How can resource-poor countries in Africa provide these services — reliably and affordably — in remote rural areas? And how can the deeply entrenched gender barriers that hold women back be transformed?

The answer is people-power: to empower rural communities to establish and run their own programs, in a framework that ensures that women are in the lead. For the past 20 years, my African colleagues in The Hunger Project have pioneered a locallyled, systematic methodology — the Epicenter Strategy — that builds the capacity of rural communities to achieve all of the Millennium Development Goals. To date, more than 2,400 villages across eight countries of West, East and Southern Africa have mobilized their populations to establish 121 epicenters.

The strategy moves through four phases. Phase one is initial mobilization: It is designed to break the mindsets of resignation, dependency and gender discrimination, and create dynamic, responsive volunteer leaders known as animators among both women and men through self-reliant action projects.

As one of our Ghanaian staff once said, “When I first visit a village, they come with their wish list, hoping for handouts. When I come back after six months, they come with the list of their achievements they are proud of.”

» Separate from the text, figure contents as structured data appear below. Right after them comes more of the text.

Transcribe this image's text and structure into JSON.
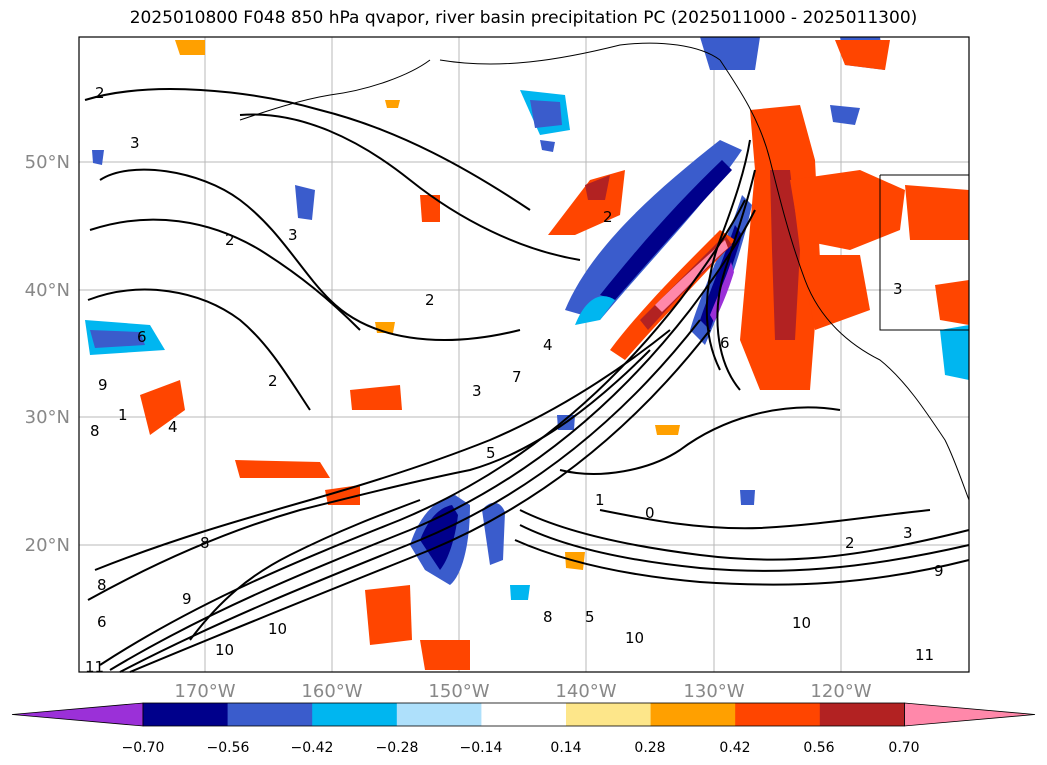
{
  "title": "2025010800 F048 850 hPa qvapor, river basin precipitation PC (2025011000 - 2025011300)",
  "map": {
    "lon_ticks": [
      "170°W",
      "160°W",
      "150°W",
      "140°W",
      "130°W",
      "120°W"
    ],
    "lat_ticks": [
      "50°N",
      "40°N",
      "30°N",
      "20°N"
    ],
    "contour_labels": [
      "2",
      "3",
      "2",
      "3",
      "2",
      "2",
      "6",
      "9",
      "8",
      "4",
      "2",
      "4",
      "3",
      "1",
      "8",
      "8",
      "7",
      "6",
      "5",
      "10",
      "9",
      "8",
      "5",
      "10",
      "11",
      "10",
      "3",
      "2",
      "1",
      "0",
      "3",
      "9",
      "10",
      "11",
      "6"
    ]
  },
  "colorbar": {
    "colors": [
      "#9b30d8",
      "#00008b",
      "#3a5ccc",
      "#00b6f0",
      "#aee0fb",
      "#ffffff",
      "#fde68a",
      "#ffa000",
      "#ff4500",
      "#b22222",
      "#ff88aa"
    ],
    "tick_labels": [
      "−0.70",
      "−0.56",
      "−0.42",
      "−0.28",
      "−0.14",
      "0.14",
      "0.28",
      "0.42",
      "0.56",
      "0.70"
    ]
  }
}
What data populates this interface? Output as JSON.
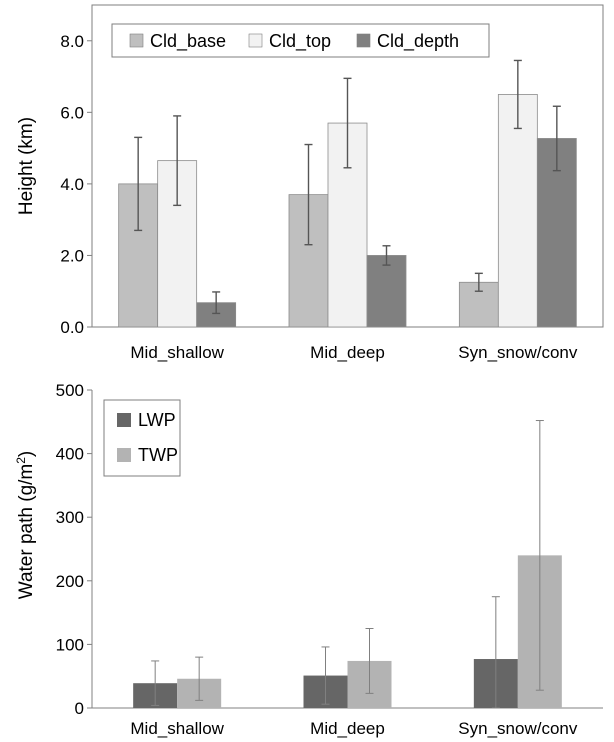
{
  "chart_data": [
    {
      "type": "bar",
      "ylabel": "Height (km)",
      "ylim": [
        0,
        9.0
      ],
      "yticks": [
        "0.0",
        "2.0",
        "4.0",
        "6.0",
        "8.0"
      ],
      "ytick_values": [
        0,
        2,
        4,
        6,
        8
      ],
      "categories": [
        "Mid_shallow",
        "Mid_deep",
        "Syn_snow/conv"
      ],
      "legend_position": "top",
      "grid": false,
      "series": [
        {
          "name": "Cld_base",
          "color": "#bfbfbf",
          "values": [
            4.0,
            3.7,
            1.25
          ],
          "error": [
            1.3,
            1.4,
            0.25
          ]
        },
        {
          "name": "Cld_top",
          "color": "#f2f2f2",
          "values": [
            4.65,
            5.7,
            6.5
          ],
          "error": [
            1.25,
            1.25,
            0.95
          ]
        },
        {
          "name": "Cld_depth",
          "color": "#808080",
          "values": [
            0.68,
            2.0,
            5.27
          ],
          "error": [
            0.3,
            0.27,
            0.9
          ]
        }
      ]
    },
    {
      "type": "bar",
      "ylabel_main": "Water path (g/m",
      "ylabel_sup": "2",
      "ylabel_close": ")",
      "ylim": [
        0,
        500
      ],
      "yticks": [
        "0",
        "100",
        "200",
        "300",
        "400",
        "500"
      ],
      "ytick_values": [
        0,
        100,
        200,
        300,
        400,
        500
      ],
      "categories": [
        "Mid_shallow",
        "Mid_deep",
        "Syn_snow/conv"
      ],
      "legend_position": "top-left",
      "grid": false,
      "series": [
        {
          "name": "LWP",
          "color": "#666666",
          "values": [
            39,
            51,
            77
          ],
          "error": [
            35,
            45,
            98
          ]
        },
        {
          "name": "TWP",
          "color": "#b3b3b3",
          "values": [
            46,
            74,
            240
          ],
          "error": [
            34,
            51,
            212
          ]
        }
      ]
    }
  ]
}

Animators become specialized; there are health, agriculture and women empowerment animators from each village who are able to bring new skills, awareness and behavior change to everyone in the community. In my last meeting with agricultural animators, I asked what approach they promote for fertilizer, and they all proudly held up their bottle caps — indicating the microdose fertilizer approach advocated for in parched areas.

One challenge in Africa is village size. Traditional villages are too small to manage programs themselves and exert effective demand on district government resources such as teachers, extension workers and nurse midwives. Step by step, the strategy overcomes village rivalries and establishes a cluster of 10-15 villages that work together, through an elected epicenter committee and sector subcommittees. All committees have equal numbers of women and men, except for the microfinance program, which is entirely led by women — a profoundly effective intervention for transforming gender relations.

A key to success is for the epicenter committee to forge an effective partnership with local government. The epicenter committee develops the skills to negotiate for the resources to which they are entitled, yet which would not normally reach their village. I spoke to a government veterinarian in Burkina Faso who explained that before the epicenter, it was impossible for him to even think of reaching and providing vaccinations for the thousands of isolated goat herders across the region. With the epicenter, the herders organized themselves, and all brought their goats for vaccination on an agreed morning.

During phase two, villages contribute labor and materials to construct an multiroom building that houses a clinic, food bank, microfinance facility, a three-acre demonstration farm, an adult literacy training center, preschool, food processing equipment and other facilities. In phase three, the community develops the skills to run all the programs effectively and track their own progress in health, education, water, sanitation and women’s economic empowerment.

Finally, in phase four, the epicenter further develops its leadership, democratic practices and local income-generating activities to achieve sustainable self-reliance.

The epicenter strategy tracks local, national and continental progress on a quarterly basis. External evaluators have assessed the strategy’s effectiveness. Beginning in 2006, thanks to a generous foundation challenge match, we launched a scale-up demonstration of the epicenter strategy as a randomized control trial in the eastern region of Ghana. Roughly one-half of the clusters of rural villages in the region were invited to join the strategy. A detailed household survey was carried out in both the participating and nonparticipating clusters by Yale/IPA in 2008 as a baseline, and was repeated with the same households in 2013. We look forward to seeing the analysis in 2014.

The epicenter strategy has been developed by Africans, in Africa, for Africa. It has been shown to be replicable, affordable and effective. Our goal is for African nations to integrate essential elements of this bottom-up, gender-focused, integrated approach into their national rural development policies.